Person-centredness, driven by leadership, expressed through meaningful multifaceted relationships, and lived authentically throughout the residential aged care facility (RACF), has real potential to contribute to positive change.
The Charles Sturt University (CSU) research explored the connection between leadership and person-centredness in residential aged care.
Before this five-year research project, Dr Sean Mack spent 18 years in the aged care industry as a management consultant, including as a contract quality assessor in the accreditation of RACFs.
“I’ve seen hundreds of places [RACFs] over time and have an interest in how organisations work and why the places that work well do so,” Dr Mack said.
“I sought to gain insight into leadership’s role in building, facilitating and sustaining a person-centred approach to working with residents, to inform and foster better practice. Fundamental to this objective was the assumption that person-centredness leads to more human, respectful, responsive and caring relationships.”
The research looked at how two RACFs with positive local reputations were interpreting, implementing and gauging the phenomenon of person-centredness.
“They didn’t necessarily adopt person-centred care officially, but they were known to provide good care to their residents. They put the person back in the centre of a culture where person-centredness is lived, not just espoused. It is about being authentic and not paying lip service to these notions,” Dr Mack said.
The two RACFs in the investigation had similar challenges to those faced by other RACFs in the industry, including strains on resourcing, staff shortages and residents with behaviours of concern such as aggression.
The research explored the lived experiences of residents, family members, and the whole range of staff, in living, visiting or working in residential aged care.
The findings from the research were congruent with the outcomes of the recent Royal Commission into Aged Care Quality and Safety: the older person is put first, with an emphasis on compassion, connection, respect for their individuality and a priority on a relationship-focused approach inclusive of everyone in the RACF community.
“Focusing on lived experiences has stripped bare these concepts of leadership and person-centredness to their essence: the core being love, human connection, relationships, care, compassion and respect.
“It is moving to a whole other level, which legitimises relationships. It provides evidence and legitimises that relationships are important,” Dr Mack said.
This view represents a special or different way of looking at person-centred care (PCC), he said.
“Named more appropriately, it is a person-centredness that goes beyond care. It goes back to authenticity and relationships. It is not a one-on-one event; it is not a one-occasion event. It’s a whole culture. It creates a culture of relationships, of positive relationships among all participants.”
The key findings
The key findings relate to three interrelated major themes, which have implications for clinical practice:
- Caring for the whole person
Person-centredness is about knowing, understanding, caring for, and relating to, the whole person. It is a continuing process of discovery.
“It’s taking the time to connect with someone, making it a priority to learn about that person in their entirety,” Dr Mack said. “It is seeing people as people, and resisting becoming task orientated.”
- The person-centred environment
Person-centredness finds expression in loving and caring communities, characterised by respectful relationships for residents, family members and staff.
Such environments are person-centred towards all; it is cultural.

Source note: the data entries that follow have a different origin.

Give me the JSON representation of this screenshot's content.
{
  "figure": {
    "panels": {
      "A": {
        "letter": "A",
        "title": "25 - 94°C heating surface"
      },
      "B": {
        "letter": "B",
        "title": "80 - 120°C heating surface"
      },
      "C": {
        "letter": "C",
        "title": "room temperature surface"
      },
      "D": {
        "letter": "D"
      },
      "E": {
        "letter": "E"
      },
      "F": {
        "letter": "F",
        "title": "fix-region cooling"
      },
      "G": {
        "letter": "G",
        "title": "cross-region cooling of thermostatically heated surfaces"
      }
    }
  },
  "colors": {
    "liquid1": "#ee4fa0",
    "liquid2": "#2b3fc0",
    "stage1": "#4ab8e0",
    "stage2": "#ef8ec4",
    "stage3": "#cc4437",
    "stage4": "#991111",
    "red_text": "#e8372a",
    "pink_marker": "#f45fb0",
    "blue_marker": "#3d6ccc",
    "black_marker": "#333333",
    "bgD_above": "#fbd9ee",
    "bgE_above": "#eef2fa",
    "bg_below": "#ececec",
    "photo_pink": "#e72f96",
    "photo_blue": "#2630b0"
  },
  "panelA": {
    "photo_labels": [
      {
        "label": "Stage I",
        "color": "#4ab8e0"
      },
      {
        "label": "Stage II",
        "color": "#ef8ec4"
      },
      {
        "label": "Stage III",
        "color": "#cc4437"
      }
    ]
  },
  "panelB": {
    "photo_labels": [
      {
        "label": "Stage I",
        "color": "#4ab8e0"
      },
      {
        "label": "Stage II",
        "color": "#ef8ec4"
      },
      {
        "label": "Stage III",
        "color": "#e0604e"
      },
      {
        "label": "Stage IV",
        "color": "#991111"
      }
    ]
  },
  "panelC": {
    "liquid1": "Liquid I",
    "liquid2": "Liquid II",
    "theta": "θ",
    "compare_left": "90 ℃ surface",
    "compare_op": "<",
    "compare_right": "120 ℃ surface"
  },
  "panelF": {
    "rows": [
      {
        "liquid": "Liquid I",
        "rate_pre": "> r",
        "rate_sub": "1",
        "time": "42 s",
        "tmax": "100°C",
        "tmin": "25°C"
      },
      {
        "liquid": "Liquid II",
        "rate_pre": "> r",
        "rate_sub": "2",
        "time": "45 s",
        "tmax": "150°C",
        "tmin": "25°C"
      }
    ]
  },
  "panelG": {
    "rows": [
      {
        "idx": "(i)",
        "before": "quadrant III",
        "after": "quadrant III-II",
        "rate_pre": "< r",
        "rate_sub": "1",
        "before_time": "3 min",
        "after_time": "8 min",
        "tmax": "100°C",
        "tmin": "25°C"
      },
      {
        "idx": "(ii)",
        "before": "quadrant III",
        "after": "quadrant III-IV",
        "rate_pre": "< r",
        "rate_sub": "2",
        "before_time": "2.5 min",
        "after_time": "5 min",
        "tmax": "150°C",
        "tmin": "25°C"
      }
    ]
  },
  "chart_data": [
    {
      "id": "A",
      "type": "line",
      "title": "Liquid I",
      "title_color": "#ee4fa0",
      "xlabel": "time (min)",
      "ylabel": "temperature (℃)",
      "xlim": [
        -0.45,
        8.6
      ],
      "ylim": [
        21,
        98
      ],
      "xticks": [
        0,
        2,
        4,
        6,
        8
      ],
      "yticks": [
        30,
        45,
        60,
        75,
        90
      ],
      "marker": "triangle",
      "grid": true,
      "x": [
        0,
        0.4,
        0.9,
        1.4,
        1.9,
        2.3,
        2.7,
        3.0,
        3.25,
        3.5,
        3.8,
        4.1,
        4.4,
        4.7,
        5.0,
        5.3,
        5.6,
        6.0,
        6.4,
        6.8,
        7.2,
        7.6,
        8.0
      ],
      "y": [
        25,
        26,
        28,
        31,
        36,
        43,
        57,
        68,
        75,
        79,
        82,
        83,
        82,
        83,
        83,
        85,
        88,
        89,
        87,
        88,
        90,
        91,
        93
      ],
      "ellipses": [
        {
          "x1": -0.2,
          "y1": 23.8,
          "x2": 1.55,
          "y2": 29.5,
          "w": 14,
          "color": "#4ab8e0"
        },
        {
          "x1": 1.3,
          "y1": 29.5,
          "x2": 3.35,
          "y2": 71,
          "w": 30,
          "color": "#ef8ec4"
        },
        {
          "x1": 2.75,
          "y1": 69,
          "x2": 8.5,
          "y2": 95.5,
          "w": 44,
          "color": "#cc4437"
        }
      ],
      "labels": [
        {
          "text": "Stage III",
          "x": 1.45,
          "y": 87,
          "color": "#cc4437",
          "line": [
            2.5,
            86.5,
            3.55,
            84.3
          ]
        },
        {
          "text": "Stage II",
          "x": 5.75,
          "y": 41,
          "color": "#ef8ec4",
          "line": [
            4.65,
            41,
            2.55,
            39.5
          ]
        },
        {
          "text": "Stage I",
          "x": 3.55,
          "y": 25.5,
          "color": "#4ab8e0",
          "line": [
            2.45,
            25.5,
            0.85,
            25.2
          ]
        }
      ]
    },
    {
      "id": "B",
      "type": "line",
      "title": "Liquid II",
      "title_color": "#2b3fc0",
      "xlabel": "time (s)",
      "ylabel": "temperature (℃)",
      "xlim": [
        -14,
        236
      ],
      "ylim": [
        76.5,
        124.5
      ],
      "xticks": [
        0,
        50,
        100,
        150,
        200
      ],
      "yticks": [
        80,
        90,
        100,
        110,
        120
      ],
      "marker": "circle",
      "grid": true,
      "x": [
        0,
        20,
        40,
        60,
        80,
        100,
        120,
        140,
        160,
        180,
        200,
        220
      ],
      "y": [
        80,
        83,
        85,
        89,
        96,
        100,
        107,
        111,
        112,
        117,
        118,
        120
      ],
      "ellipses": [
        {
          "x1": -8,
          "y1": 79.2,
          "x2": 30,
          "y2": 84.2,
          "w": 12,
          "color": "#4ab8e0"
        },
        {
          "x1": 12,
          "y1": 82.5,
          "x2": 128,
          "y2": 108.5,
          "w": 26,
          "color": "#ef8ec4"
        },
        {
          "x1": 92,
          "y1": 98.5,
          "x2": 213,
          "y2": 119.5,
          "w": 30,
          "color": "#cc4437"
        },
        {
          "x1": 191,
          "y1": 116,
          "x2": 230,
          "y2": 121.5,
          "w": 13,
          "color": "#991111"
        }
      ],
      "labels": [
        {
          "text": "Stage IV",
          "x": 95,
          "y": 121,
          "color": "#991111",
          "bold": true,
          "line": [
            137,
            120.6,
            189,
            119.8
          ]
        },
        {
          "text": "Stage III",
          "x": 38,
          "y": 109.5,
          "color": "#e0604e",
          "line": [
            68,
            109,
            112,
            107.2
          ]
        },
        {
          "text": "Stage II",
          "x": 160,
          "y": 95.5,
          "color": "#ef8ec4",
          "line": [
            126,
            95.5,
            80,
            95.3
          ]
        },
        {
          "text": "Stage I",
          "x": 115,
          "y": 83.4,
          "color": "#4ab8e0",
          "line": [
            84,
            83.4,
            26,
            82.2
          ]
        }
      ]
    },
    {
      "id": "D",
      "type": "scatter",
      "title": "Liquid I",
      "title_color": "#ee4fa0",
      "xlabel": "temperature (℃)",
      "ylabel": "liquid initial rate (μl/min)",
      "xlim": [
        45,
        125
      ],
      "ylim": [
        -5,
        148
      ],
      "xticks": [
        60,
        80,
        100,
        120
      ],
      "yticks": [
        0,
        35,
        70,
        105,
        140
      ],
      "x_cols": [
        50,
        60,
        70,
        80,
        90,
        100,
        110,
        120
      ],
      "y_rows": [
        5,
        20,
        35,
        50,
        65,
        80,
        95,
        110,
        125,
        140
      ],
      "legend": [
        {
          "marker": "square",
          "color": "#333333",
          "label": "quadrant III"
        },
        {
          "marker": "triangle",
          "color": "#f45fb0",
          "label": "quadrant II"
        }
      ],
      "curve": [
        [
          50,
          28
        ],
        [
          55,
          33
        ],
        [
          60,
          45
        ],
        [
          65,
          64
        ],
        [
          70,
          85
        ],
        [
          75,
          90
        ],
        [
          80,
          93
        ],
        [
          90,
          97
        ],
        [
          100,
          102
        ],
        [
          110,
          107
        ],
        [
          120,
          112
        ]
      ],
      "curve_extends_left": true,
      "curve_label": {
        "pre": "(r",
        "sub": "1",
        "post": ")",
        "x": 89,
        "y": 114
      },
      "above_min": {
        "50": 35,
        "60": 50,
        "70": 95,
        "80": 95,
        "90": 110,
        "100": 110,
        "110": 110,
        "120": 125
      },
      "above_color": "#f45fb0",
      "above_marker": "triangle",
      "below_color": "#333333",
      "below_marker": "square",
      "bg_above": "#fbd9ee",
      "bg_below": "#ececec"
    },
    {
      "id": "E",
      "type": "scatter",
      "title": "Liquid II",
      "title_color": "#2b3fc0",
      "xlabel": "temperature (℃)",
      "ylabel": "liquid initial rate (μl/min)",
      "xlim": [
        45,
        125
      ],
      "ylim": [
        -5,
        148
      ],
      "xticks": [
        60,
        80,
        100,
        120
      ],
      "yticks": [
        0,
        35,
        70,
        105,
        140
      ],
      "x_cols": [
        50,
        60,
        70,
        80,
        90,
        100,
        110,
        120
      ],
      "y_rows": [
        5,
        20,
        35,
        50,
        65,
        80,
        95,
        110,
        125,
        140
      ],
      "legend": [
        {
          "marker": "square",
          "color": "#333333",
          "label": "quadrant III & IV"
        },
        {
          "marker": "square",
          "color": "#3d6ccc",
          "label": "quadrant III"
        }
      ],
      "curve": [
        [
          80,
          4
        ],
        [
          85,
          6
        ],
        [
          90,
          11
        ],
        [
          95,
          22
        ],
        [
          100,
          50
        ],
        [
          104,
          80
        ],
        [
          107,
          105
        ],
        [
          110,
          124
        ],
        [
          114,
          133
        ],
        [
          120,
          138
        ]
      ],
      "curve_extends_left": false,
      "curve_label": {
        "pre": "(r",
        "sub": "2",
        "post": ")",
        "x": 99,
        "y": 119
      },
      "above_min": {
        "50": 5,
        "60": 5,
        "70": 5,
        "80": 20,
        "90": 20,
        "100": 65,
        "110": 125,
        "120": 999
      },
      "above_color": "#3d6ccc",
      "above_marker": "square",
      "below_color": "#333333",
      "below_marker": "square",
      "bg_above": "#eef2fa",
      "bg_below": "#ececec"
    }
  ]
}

There is a sense of home, family, and connection.
- Person-centred leadership
Person-centred leadership is not limited to key individual leaders but is shared throughout the organisation with a genuine non-hierarchical spirit. The leadership is characterised by engagement, openness, approachability, respect for staff and others, inclusion, and a sense of all being in it together. It is about relationships.
The dynamic interplay of shared leadership and inclusive person-centredness forms the fabric of the person-centred environment – the caring community.
Practice and policy implications
From the research, a view emerged that person-centred care equated to the total resident experience in the context of the whole environment including interaction with the range of staff, across all shifts.
For person-centredness to thrive, supported by person-centred leadership, it must be lived throughout the RACF, applying to staff as well as residents and family members, and spreading to every facet, every corner, and every relationship and interaction, the research identified.
“Person-centred care is not something that can only be enacted at the bedside, nor can it be the sole responsibility of the care worker to enact it, when other aspects of practice are not in concert with person-centredness,” Dr Mack said.
“If this holistic approach is enacted, it has real potential to contribute to positive change in residential aged care and other environments where person-centredness is the goal.”
Dr Sean Mack has 40 years of experience in organisational development and improvement as a practitioner, self-employed consultant, and researcher. For 18 years (until 2017), he worked as a management consultant for residential and community aged care providers. In the same period, he was engaged as a contract quality assessor for aged care accreditation, which involved visiting and assessing hundreds of RACFs.
Sean was keen to look deeper into person-centredness in residential aged care and its connection to leadership. Hence, the purpose and focus of his PhD completed in 2022 through CSU.
One Response
Good to see work on person-centred leadership, like that of myself (Shaun Cardiff) and Brigide Lynch, being continued in the southern hemisphere.